Thank you for posting this... I'd missed it.

It should be our goal to make our communities more human-scaled and pedestrian friendly. A great start would be incorporating sidewalks and greenways into all road projects at every level. The costs of sidewalks and greenways are negligible within these budgets. These are common sense solutions to making Knoxville an even better, more livable community.

Pam Strickland's picture

This is very interesting. My

This is very interesting. My neighborhood, Lincoln Park, is a 38. My guess is in reality that it's lower because the railroad is between me and some of the places they name. Also, they say Sharp's Ridge is a quarter mile from the house, but that's as the crow flies when to actually get into the park I'd have to go out to Broadway and take the road into the park.

My hometown, Harriman, was rate 42, but I couldn't get my childhood address. And, like Randy, I did a lot of walking as a child from the house to the grocery to the drug store. A bit of a hike, but once I got into elementary school, I was my mama's errand runner.

I agree with Scott that more things should be built in so that walking was safer and would make it feasible to get to some places, which would maybe bring some of them back.

Pam Strickland

"We are what we pretend to be, so we must be careful about what we pretend to be." ~Kurt Vonnegut

Michael's picture

Wall Avenue is sort of a

Wall Avenue is sort of a pointless check as there's no residential there, save the Lerner Lofts which I'd associate more with Gay Street. My score for Union Avenue came in at 96, which is pretty reasonable. And walkability isn't about whether its a nice place to walk or not. But rather what's amenities exist for those on foot.
~m.

R. Neal's picture

Pam, some of those things

Pam, some of those things you mention and others are listed under "what it doesn't do" such as take into account public transportation, layout of streets, highways that divide neighborhoods (JWP comes to mined), and bodies of water that might require swimming across.

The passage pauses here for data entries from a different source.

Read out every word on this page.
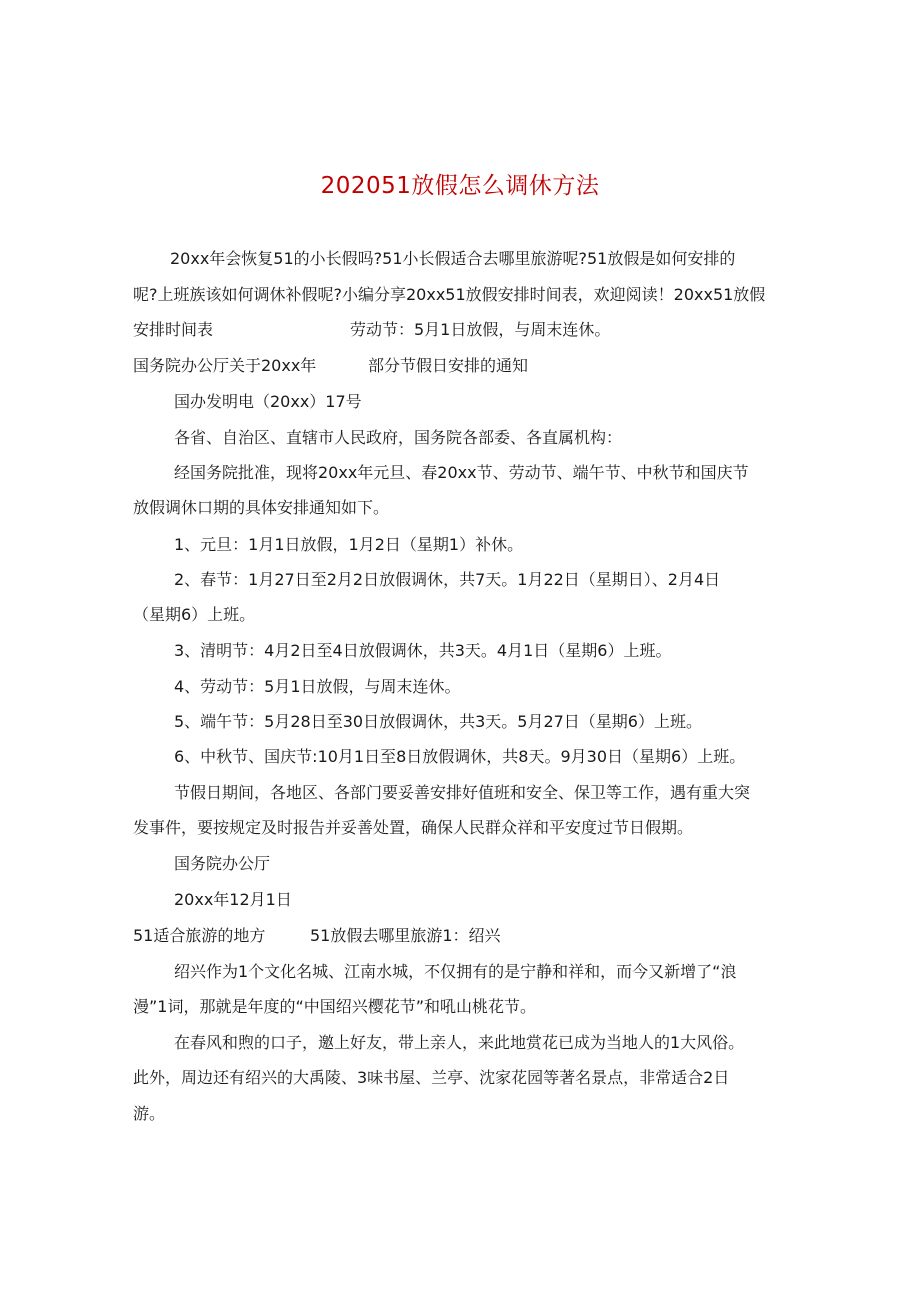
202051放假怎么调休方法
20xx年会恢复51的小长假吗?51小长假适合去哪里旅游呢?51放假是如何安排的
呢?上班族该如何调休补假呢?小编分享20xx51放假安排时间表，欢迎阅读！20xx51放假
安排时间表	劳动节：5月1日放假，与周末连休。
国务院办公厅关于20xx年	部分节假日安排的通知
国办发明电（20xx）17号
各省、自治区、直辖市人民政府，国务院各部委、各直属机构：
经国务院批准，现将20xx年元旦、春20xx节、劳动节、端午节、中秋节和国庆节
放假调休口期的具体安排通知如下。
1、元旦：1月1日放假，1月2日（星期1）补休。
2、春节：1月27日至2月2日放假调休，共7天。1月22日（星期日）、2月4日
（星期6）上班。
3、清明节：4月2日至4日放假调休，共3天。4月1日（星期6）上班。
4、劳动节：5月1日放假，与周末连休。
5、端午节：5月28日至30日放假调休，共3天。5月27日（星期6）上班。
6、中秋节、国庆节:10月1日至8日放假调休，共8天。9月30日（星期6）上班。
节假日期间，各地区、各部门要妥善安排好值班和安全、保卫等工作，遇有重大突
发事件，要按规定及时报告并妥善处置，确保人民群众祥和平安度过节日假期。
国务院办公厅
20xx年12月1日
51适合旅游的地方	51放假去哪里旅游1：绍兴
绍兴作为1个文化名城、江南水城，不仅拥有的是宁静和祥和，而今又新增了“浪
漫”1词，那就是年度的“中国绍兴樱花节”和吼山桃花节。
在春风和煦的口子，邀上好友，带上亲人，来此地赏花已成为当地人的1大风俗。
此外，周边还有绍兴的大禹陵、3味书屋、兰亭、沈家花园等著名景点，非常适合2日
游。
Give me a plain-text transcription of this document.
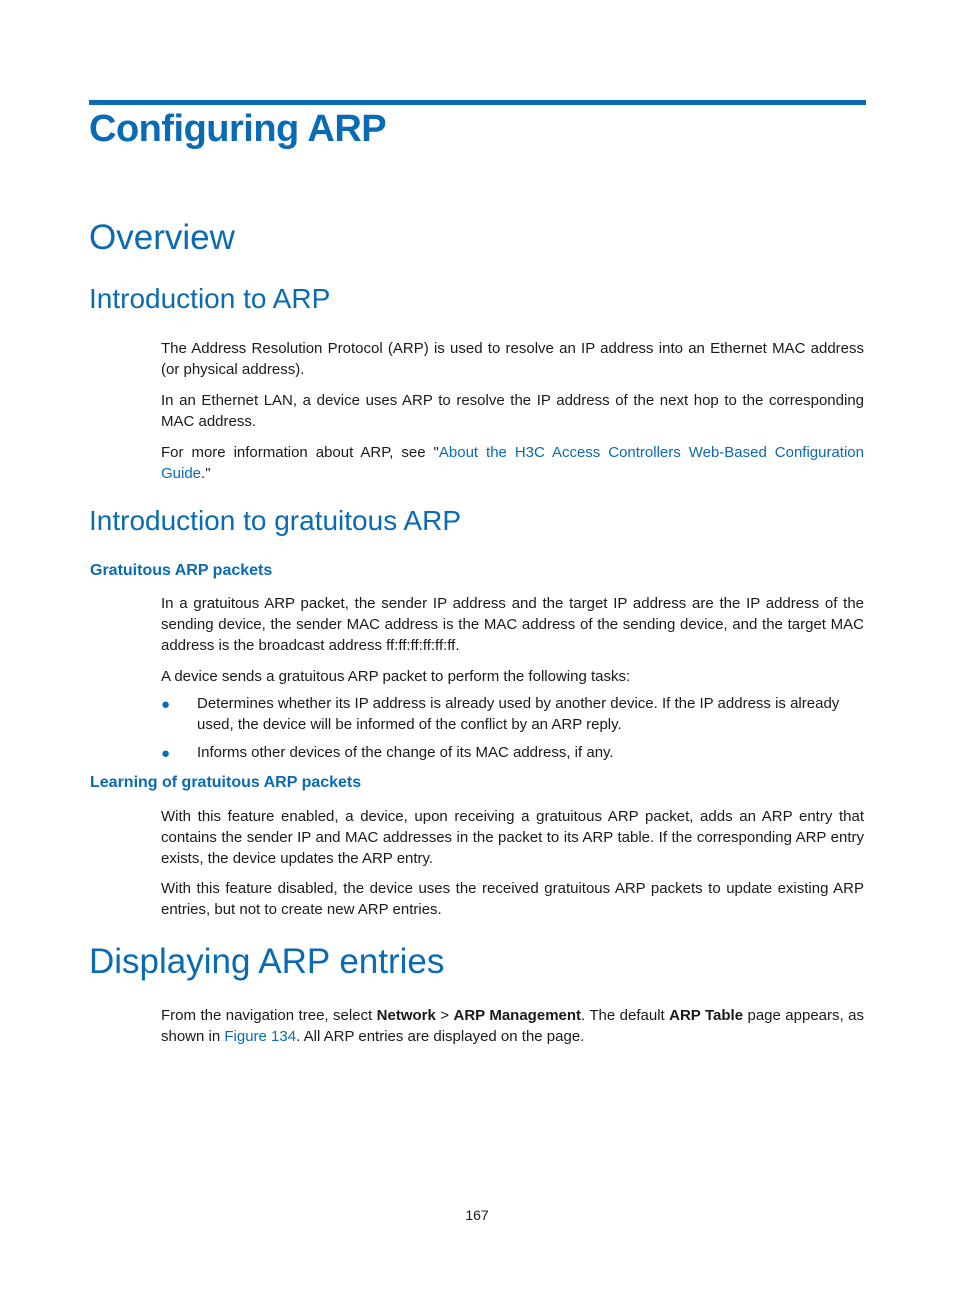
Configuring ARP
Overview
Introduction to ARP
The Address Resolution Protocol (ARP) is used to resolve an IP address into an Ethernet MAC address (or physical address).
In an Ethernet LAN, a device uses ARP to resolve the IP address of the next hop to the corresponding MAC address.
For more information about ARP, see "About the H3C Access Controllers Web-Based Configuration Guide."
Introduction to gratuitous ARP
Gratuitous ARP packets
In a gratuitous ARP packet, the sender IP address and the target IP address are the IP address of the sending device, the sender MAC address is the MAC address of the sending device, and the target MAC address is the broadcast address ff:ff:ff:ff:ff:ff.
A device sends a gratuitous ARP packet to perform the following tasks:
● Determines whether its IP address is already used by another device. If the IP address is already used, the device will be informed of the conflict by an ARP reply.
● Informs other devices of the change of its MAC address, if any.
Learning of gratuitous ARP packets
With this feature enabled, a device, upon receiving a gratuitous ARP packet, adds an ARP entry that contains the sender IP and MAC addresses in the packet to its ARP table. If the corresponding ARP entry exists, the device updates the ARP entry.
With this feature disabled, the device uses the received gratuitous ARP packets to update existing ARP entries, but not to create new ARP entries.
Displaying ARP entries
From the navigation tree, select Network > ARP Management. The default ARP Table page appears, as shown in Figure 134. All ARP entries are displayed on the page.
167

Maybe a good (or better?) purpose for the site is looking at places that already have density of services withing walking distance and focusing efforts on pedestrian-friendly improvements to make them more walkable.

Pam Strickland's picture

Yeah, I saw the caveats. I

Yeah, I saw the caveats. I like the idea of seeing what goes one with the places that have high ratings and then attempting to replicate those things.

The other thing I'll note that the library closest to me, would require crossing Broadway.

Pam Strickland

"We are what we pretend to be, so we must be careful about what we pretend to be." ~Kurt Vonnegut

tragicallyhip's picture

Fourth & Gill

Our address in Fourth and Gill scored a 62. Interesting site. Need to spend a bit more time with it.

Stick Thrower's picture

I wouldn't trust those maps...

According to my walk score (15) map, there is a Captain D's restaurant just south of the Montlake intersection on Alcoa Highway--would be only a .24 mile walk if it actually existed.

Actually... the kudzu is pretty thick through that area, so I suppose it's possible!